O cancro tem graus?

Cada diagnóstico de cancro é acompanhado por um estadiamento, por um grau (de 0 a IV). Mas será que essa terminologia é compreendida por todos? Empiricamente, cada um poderá pensar que um grau I será diferente e mais favorável que um grau IV. Mas o que é que os distingue? Esse será o foco deste post.
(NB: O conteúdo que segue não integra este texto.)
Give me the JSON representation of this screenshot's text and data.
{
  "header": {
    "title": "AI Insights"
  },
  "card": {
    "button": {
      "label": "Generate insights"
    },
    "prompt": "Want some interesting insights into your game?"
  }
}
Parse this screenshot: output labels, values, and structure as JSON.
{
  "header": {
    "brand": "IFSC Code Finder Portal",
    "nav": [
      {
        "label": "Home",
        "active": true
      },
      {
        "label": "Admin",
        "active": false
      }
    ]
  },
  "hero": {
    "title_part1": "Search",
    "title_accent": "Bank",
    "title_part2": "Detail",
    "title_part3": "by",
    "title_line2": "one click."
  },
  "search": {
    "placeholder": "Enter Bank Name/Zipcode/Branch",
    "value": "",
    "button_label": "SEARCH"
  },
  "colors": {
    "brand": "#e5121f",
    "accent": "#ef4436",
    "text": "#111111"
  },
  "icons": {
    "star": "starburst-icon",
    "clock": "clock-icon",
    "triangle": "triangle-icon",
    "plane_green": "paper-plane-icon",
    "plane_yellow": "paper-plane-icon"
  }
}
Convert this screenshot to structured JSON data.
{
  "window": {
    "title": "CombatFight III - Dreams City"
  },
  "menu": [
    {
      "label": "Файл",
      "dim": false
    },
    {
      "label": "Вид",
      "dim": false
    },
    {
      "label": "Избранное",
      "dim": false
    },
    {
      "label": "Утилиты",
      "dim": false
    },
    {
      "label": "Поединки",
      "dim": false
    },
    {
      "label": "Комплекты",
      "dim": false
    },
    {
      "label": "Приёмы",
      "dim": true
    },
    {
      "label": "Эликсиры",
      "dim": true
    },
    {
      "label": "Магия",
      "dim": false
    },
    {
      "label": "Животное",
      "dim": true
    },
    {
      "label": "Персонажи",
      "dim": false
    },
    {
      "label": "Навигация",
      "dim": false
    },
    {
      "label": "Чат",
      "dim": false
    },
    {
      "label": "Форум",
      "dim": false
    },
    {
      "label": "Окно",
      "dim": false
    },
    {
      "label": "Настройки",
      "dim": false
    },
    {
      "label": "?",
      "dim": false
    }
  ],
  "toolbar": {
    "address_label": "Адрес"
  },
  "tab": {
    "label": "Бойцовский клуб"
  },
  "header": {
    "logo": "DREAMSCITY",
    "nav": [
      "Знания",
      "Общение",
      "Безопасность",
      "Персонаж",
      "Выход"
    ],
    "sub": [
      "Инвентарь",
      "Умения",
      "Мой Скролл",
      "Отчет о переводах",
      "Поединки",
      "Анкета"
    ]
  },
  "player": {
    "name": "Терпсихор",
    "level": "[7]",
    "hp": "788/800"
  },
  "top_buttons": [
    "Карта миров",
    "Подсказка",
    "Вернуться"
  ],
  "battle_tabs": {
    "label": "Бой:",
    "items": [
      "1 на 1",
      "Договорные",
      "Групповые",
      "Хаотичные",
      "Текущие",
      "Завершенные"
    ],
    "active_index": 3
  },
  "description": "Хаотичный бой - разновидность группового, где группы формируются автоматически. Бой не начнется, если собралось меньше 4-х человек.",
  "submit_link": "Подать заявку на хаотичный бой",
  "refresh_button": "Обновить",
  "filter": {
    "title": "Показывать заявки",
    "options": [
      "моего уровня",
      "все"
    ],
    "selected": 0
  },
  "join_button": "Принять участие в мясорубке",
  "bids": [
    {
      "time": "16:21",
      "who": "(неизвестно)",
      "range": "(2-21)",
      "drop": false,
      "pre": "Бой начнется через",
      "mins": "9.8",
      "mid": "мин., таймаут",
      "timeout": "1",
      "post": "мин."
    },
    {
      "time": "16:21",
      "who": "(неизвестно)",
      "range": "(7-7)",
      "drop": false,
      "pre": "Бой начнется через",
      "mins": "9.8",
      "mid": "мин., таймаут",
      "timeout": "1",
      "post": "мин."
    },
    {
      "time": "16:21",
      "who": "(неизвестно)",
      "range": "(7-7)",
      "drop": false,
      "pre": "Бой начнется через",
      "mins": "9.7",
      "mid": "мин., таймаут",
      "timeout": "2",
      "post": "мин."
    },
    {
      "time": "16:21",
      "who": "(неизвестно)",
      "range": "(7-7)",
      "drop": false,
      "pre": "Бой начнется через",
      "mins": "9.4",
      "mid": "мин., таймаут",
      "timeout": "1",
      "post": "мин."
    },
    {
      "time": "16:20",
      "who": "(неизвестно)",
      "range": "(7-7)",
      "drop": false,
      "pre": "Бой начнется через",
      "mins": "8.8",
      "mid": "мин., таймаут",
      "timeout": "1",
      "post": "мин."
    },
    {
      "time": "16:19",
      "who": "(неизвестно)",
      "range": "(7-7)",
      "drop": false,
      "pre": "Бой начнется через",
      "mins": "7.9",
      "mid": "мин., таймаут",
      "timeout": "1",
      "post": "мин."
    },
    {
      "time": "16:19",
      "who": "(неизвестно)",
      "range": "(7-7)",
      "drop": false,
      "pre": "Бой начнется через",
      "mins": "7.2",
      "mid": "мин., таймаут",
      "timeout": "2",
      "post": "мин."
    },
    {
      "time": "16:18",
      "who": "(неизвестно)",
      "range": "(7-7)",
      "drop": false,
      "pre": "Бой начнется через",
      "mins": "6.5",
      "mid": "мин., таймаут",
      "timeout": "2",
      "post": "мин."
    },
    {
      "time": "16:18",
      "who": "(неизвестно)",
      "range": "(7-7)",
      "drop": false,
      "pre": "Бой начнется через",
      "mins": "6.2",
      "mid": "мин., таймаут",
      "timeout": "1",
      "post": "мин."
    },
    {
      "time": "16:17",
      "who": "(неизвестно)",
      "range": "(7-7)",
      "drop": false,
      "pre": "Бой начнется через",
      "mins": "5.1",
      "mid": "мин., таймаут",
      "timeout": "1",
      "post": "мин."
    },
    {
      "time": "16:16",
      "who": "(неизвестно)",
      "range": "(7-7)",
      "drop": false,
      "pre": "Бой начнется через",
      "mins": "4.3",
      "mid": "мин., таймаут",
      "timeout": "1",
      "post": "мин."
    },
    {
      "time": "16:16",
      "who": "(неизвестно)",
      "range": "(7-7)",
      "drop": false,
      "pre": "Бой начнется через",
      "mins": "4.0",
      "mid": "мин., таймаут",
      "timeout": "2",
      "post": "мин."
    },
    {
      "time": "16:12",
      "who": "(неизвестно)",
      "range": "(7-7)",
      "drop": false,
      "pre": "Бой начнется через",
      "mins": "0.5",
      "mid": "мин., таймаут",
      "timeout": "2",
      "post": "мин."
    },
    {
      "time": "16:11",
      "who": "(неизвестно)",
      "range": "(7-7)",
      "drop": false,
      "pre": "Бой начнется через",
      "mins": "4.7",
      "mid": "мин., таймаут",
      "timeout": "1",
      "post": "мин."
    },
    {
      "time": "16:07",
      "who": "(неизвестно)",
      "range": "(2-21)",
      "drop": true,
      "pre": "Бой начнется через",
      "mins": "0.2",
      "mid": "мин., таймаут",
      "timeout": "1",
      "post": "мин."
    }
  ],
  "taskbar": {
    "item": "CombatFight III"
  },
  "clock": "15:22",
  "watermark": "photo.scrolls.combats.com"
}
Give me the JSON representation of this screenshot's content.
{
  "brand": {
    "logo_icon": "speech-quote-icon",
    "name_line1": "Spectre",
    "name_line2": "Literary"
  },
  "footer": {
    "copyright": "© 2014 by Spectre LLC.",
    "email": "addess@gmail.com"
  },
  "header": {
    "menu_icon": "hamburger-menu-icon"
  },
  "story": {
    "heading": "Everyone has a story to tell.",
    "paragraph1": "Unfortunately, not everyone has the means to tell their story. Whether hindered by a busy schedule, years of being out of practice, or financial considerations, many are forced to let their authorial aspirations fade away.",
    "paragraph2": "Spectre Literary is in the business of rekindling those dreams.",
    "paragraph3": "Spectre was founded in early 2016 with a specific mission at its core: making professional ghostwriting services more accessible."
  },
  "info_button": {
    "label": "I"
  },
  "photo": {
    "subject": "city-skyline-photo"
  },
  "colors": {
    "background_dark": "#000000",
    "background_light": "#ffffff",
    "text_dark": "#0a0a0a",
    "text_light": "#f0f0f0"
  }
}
As classificações existem para que todos “falem” da mesma forma, para que um termo em Portugal tenha o seu real correspondente em França ou no Japão. O cancro não foi excepção e, de uma forma mais simplista, podem-se incluir os cancros em 5 grandes estadios ou graus: estadio 0, I, II, III e IV. Para enquadrar cada cancro nesta classificação, o médico terá em conta: (i) a localização do tumor; (ii) o número de tumores presente e o seu tamanho; (iii) o tipo de células presentes no tumor; (iv) o envolvimento dos nódulos linfáticos; (v) a metastização. Desta forma, esta classificação é constituída por:

  • Estadio 0 – tumor numa fase inicial, confinado apenas ao local onde se originou;
  • Estadio I,II,III – quanto maior for o tumor, quanto maior for o envolvimento de estruturas (vasos sanguíneos, etc), outros órgãos e nódulos linfáticos, maior será o número atribuído;
  • Estadio IV – o tumor original provocou uma metastização noutro órgão.

A imagem seguinte apresenta uma ilustração dos estadios I, II e III do cancro do cólon.

Estadiamento Cancro Colon

Apesar de esta classificação pretender englobar todos os cancros, é preciso ter em conta que cada tipo de cancro tem as suas especificidades. Assim um determinado cancro no estadio I não é equivalente a um outro no mesmo estadio.

Esta classificação permite elaborar um plano de tratamento curativo ou paliativo (para controlo dos sintomas provocados pelo tumor, por exemplo a dor) e permite ainda elaborar um prognóstico, ou seja, perspectivar o resultado desse plano de tratamento.

Por norma, quanto menor for o estadio, melhores serão as condições para um tratamento mais eficaz e maior será a probabilidade de sobrevivência. No entanto, é importante não esquecer que outros factores também influenciam, quer a eficácia, quer a probabilidade de sobrevivência, nomeadamente o estado geral do doente, a existência de outras patologias…

Miguel Oliveira

Miguel Oliveira, natural de Braga, licenciado em Enfermagem pela Escola Superior de Enfermagem de Calouste Gulbenkian – Universidade do Minho (2007), com passagem por Itália na área oncológica ao abrigo do programa de intercâmbio Europeu ERASMUS. Formador com CAP (2008), Pós-Graduado em Neuro (...)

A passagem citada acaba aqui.